Qual das três é mais comum?
Estudos indicam que a sensibilidade ao glúten não celíaca é a mais frequentemente relatada entre as três, mas também é a menos bem caracterizada cientificamente, o que dificulta comparações precisas de prevalência.
Existe exame de sangue único que diferencia as três?
Não. Cada condição exige uma linha de investigação própria: sorologia e biópsia para doença celíaca, teste alérgico para alergia ao trigo, e exclusão das outras duas mais resposta clínica para SGNC.
Quem tem SGNC precisa ser tão rigoroso quanto quem tem doença celíaca?
Não da mesma forma. Na doença celíaca, mesmo traços mínimos de glúten podem causar dano intestinal silencioso. Na SGNC, o nível de restrição costuma ser guiado pelos sintomas da própria pessoa, sob orientação médica.
Posso fazer autoteste para saber qual das três eu tenho?
Não é recomendado. Autotestes de farmácia têm limitações importantes e não substituem investigação médica — principalmente porque interpretar mal o resultado pode levar a restringir glúten sem necessidade ou, pior, deixar de investigar uma doença celíaca real.
Conclusão
As três condições compartilham o mesmo gatilho aparente — o trigo — mas pedem caminhos diagnósticos completamente diferentes.
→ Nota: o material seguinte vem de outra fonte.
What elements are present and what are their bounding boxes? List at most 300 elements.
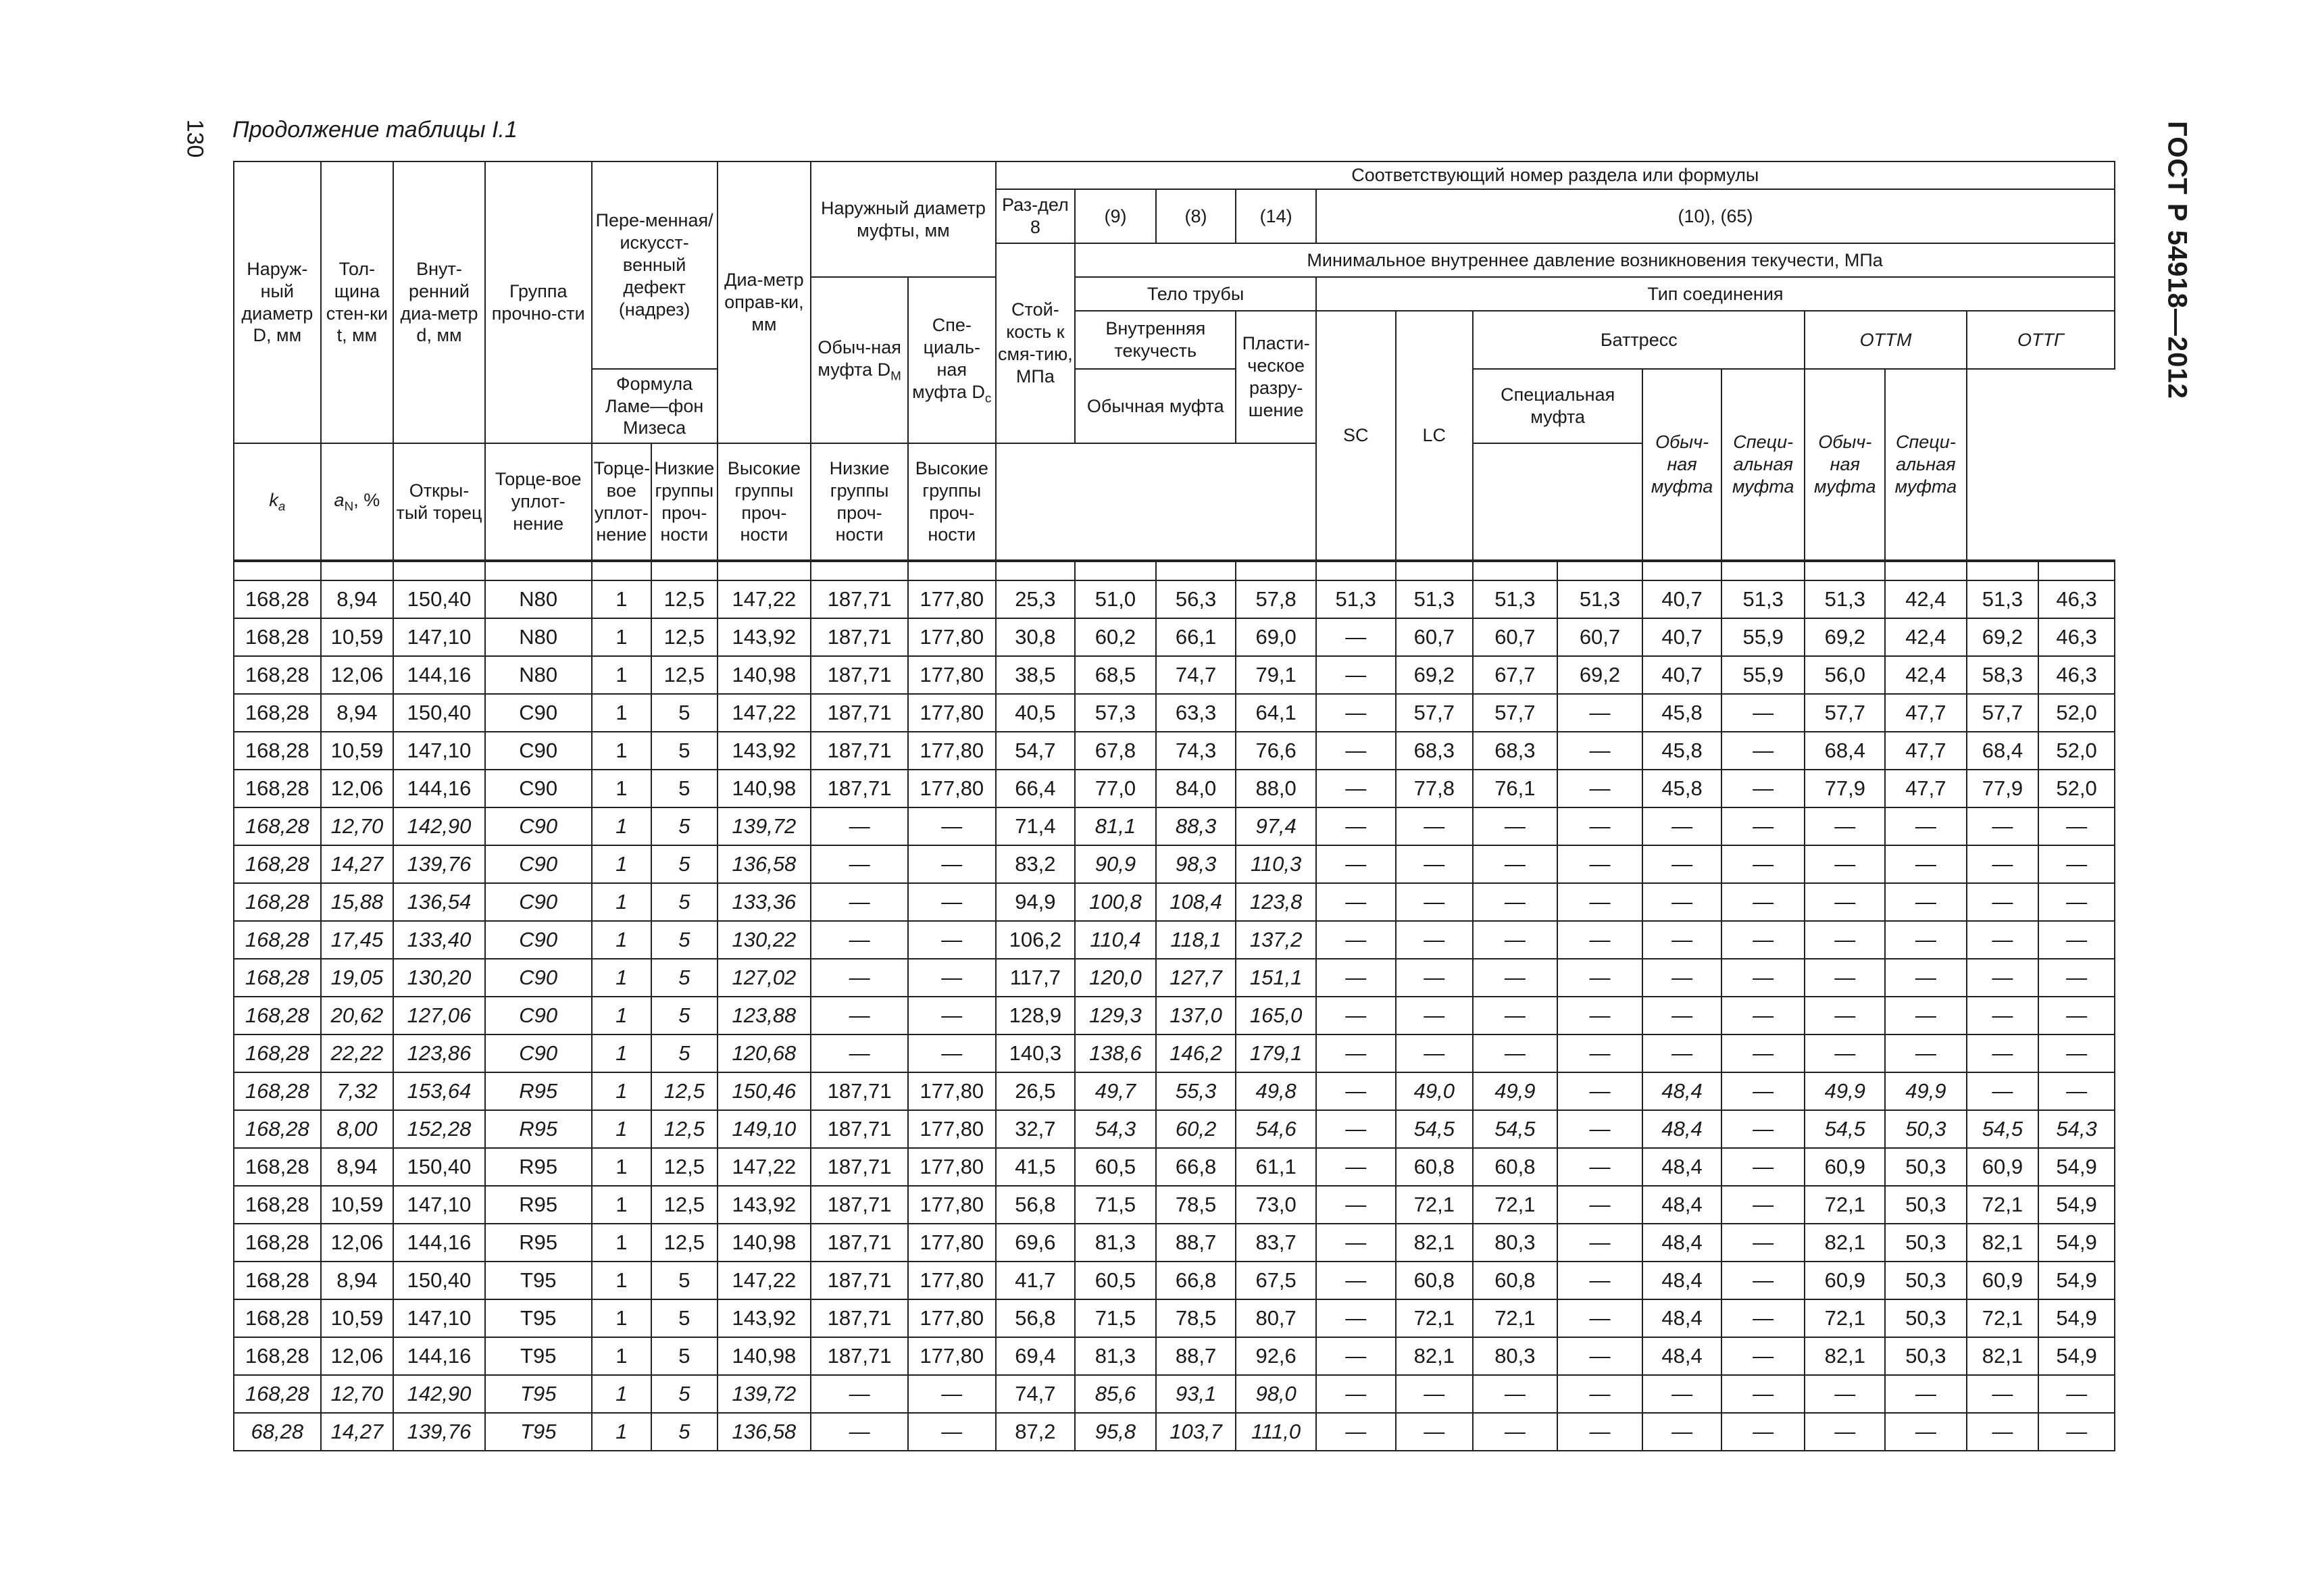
table-cell: 41,7 bbox=[996, 1262, 1076, 1299]
table-cell: 103,7 bbox=[1156, 1413, 1236, 1451]
table-cell: 147,10 bbox=[393, 1186, 485, 1224]
table-cell: 54,9 bbox=[2038, 1148, 2115, 1186]
table-cell: 12,06 bbox=[321, 1337, 394, 1375]
table-cell: 45,8 bbox=[1642, 732, 1721, 770]
header-ottm-special: Специ-альная муфта bbox=[1721, 369, 1805, 561]
table-cell: 133,36 bbox=[718, 883, 811, 921]
table-cell: 177,80 bbox=[908, 656, 996, 694]
table-cell: — bbox=[2038, 997, 2115, 1034]
header-formula-8: (8) bbox=[1156, 189, 1236, 243]
table-cell: 168,28 bbox=[234, 732, 321, 770]
table-cell: 95,8 bbox=[1075, 1413, 1156, 1451]
table-cell: 5 bbox=[651, 770, 718, 807]
table-cell: — bbox=[1967, 921, 2039, 959]
table-cell: — bbox=[1721, 1413, 1805, 1451]
table-cell: 137,2 bbox=[1236, 921, 1316, 959]
table-cell: 168,28 bbox=[234, 921, 321, 959]
table-cell: 50,3 bbox=[1885, 1262, 1967, 1299]
table-cell: 69,2 bbox=[1805, 618, 1885, 656]
table-cell: 94,9 bbox=[996, 883, 1076, 921]
table-cell: 51,3 bbox=[1805, 580, 1885, 618]
table-cell: 51,3 bbox=[1967, 580, 2039, 618]
table-cell: — bbox=[1316, 1224, 1396, 1262]
table-cell: 1 bbox=[592, 580, 651, 618]
table-cell: 147,22 bbox=[718, 580, 811, 618]
header-buttress-regular: Обычная муфта bbox=[1075, 369, 1236, 443]
table-cell: 72,1 bbox=[1805, 1186, 1885, 1224]
table-cell: 66,4 bbox=[996, 770, 1076, 807]
table-cell: 66,1 bbox=[1156, 618, 1236, 656]
table-cell: — bbox=[1316, 1262, 1396, 1299]
table-cell: 187,71 bbox=[811, 732, 908, 770]
table-cell: 47,7 bbox=[1885, 732, 1967, 770]
table-cell: 177,80 bbox=[908, 1299, 996, 1337]
table-cell: 1 bbox=[592, 1413, 651, 1451]
table-cell: — bbox=[1473, 921, 1557, 959]
table-cell: — bbox=[1557, 883, 1643, 921]
table-cell: — bbox=[1721, 1337, 1805, 1375]
table-cell: 5 bbox=[651, 959, 718, 997]
table-cell: — bbox=[1316, 997, 1396, 1034]
table-cell: 50,3 bbox=[1885, 1148, 1967, 1186]
table-cell: — bbox=[1642, 1413, 1721, 1451]
table-cell: — bbox=[1316, 1034, 1396, 1072]
table-cell: 12,5 bbox=[651, 656, 718, 694]
table-cell: — bbox=[908, 921, 996, 959]
table-cell: 1 bbox=[592, 807, 651, 845]
table-cell: 1 bbox=[592, 1262, 651, 1299]
table-cell: 81,3 bbox=[1075, 1224, 1156, 1262]
table-cell: — bbox=[908, 1375, 996, 1413]
table-cell: 76,1 bbox=[1473, 770, 1557, 807]
table-cell: — bbox=[1316, 921, 1396, 959]
table-cell: 147,22 bbox=[718, 1148, 811, 1186]
table-cell: — bbox=[1721, 1072, 1805, 1110]
table-cell: — bbox=[908, 807, 996, 845]
table-cell: 69,2 bbox=[1557, 656, 1643, 694]
table-cell: 82,1 bbox=[1396, 1337, 1474, 1375]
table-cell: — bbox=[1721, 1299, 1805, 1337]
table-cell: 60,9 bbox=[1967, 1148, 2039, 1186]
table-cell: 168,28 bbox=[234, 1148, 321, 1186]
table-cell: — bbox=[1642, 807, 1721, 845]
table-cell: 120,68 bbox=[718, 1034, 811, 1072]
table-cell: R95 bbox=[485, 1072, 592, 1110]
table-cell: — bbox=[1642, 921, 1721, 959]
table-cell: 136,54 bbox=[393, 883, 485, 921]
header-end-seal: Торце-вое уплот-нение bbox=[485, 443, 592, 561]
table-cell: — bbox=[2038, 845, 2115, 883]
table-cell: 54,6 bbox=[1236, 1110, 1316, 1148]
table-cell: 110,3 bbox=[1236, 845, 1316, 883]
table-cell: 88,7 bbox=[1156, 1224, 1236, 1262]
table-cell: 168,28 bbox=[234, 1110, 321, 1148]
table-cell: — bbox=[1885, 807, 1967, 845]
table-cell: 40,7 bbox=[1642, 618, 1721, 656]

A pergunta certa não é “qual dieta eu deveria tentar”, e sim “qual investigação eu preciso fazer antes de decidir qualquer coisa”. Descobrir isso primeiro evita anos de restrição desnecessária, ou, no extremo oposto, anos convivendo com uma doença celíaca sem diagnóstico.
Referências Científicas e Fontes
- Elli L, et al. Diagnosis of gluten related disorders: Celiac disease, wheat allergy and non-celiac gluten sensitivity. World Journal of Gastroenterology. Revisão de referência sobre as três condições.
- Catassi C, et al. Diagnosis of Non-Celiac Gluten Sensitivity (NCGS): The Salerno Experts’ Criteria. Nutrients. 2015;7(6):4966-4977.
- Celiac disease, non-celiac wheat sensitivity, wheat allergy – clinical and diagnostic aspects. Best Practice & Research Clinical Gastroenterology. 2025.
- Cianferoni A. Wheat allergy: diagnosis and management. Journal of Asthma and Allergy.
- Wheat-Related Gastrointestinal Diseases: Narrative Review.
- Ministério da Saúde / Conitec. Protocolo Clínico e Diretrizes Terapêuticas da Doença Celíaca, aprovado pela Portaria Conjunta SAES/SECTICS nº 8, de 23 de junho de 2025.
Este conteúdo tem caráter exclusivamente educativo e informativo. As informações apresentadas não substituem consulta médica, diagnóstico clínico ou orientação nutricional individualizada. Nunca retire o glúten da alimentação antes de realizar exames diagnósticos para doença celíaca ou testes para alergia ao trigo — isso pode invalidar os resultados. O Eu Celíaca não recebe patrocínio de laboratórios, indústria farmacêutica ou fabricantes de produtos sem glúten.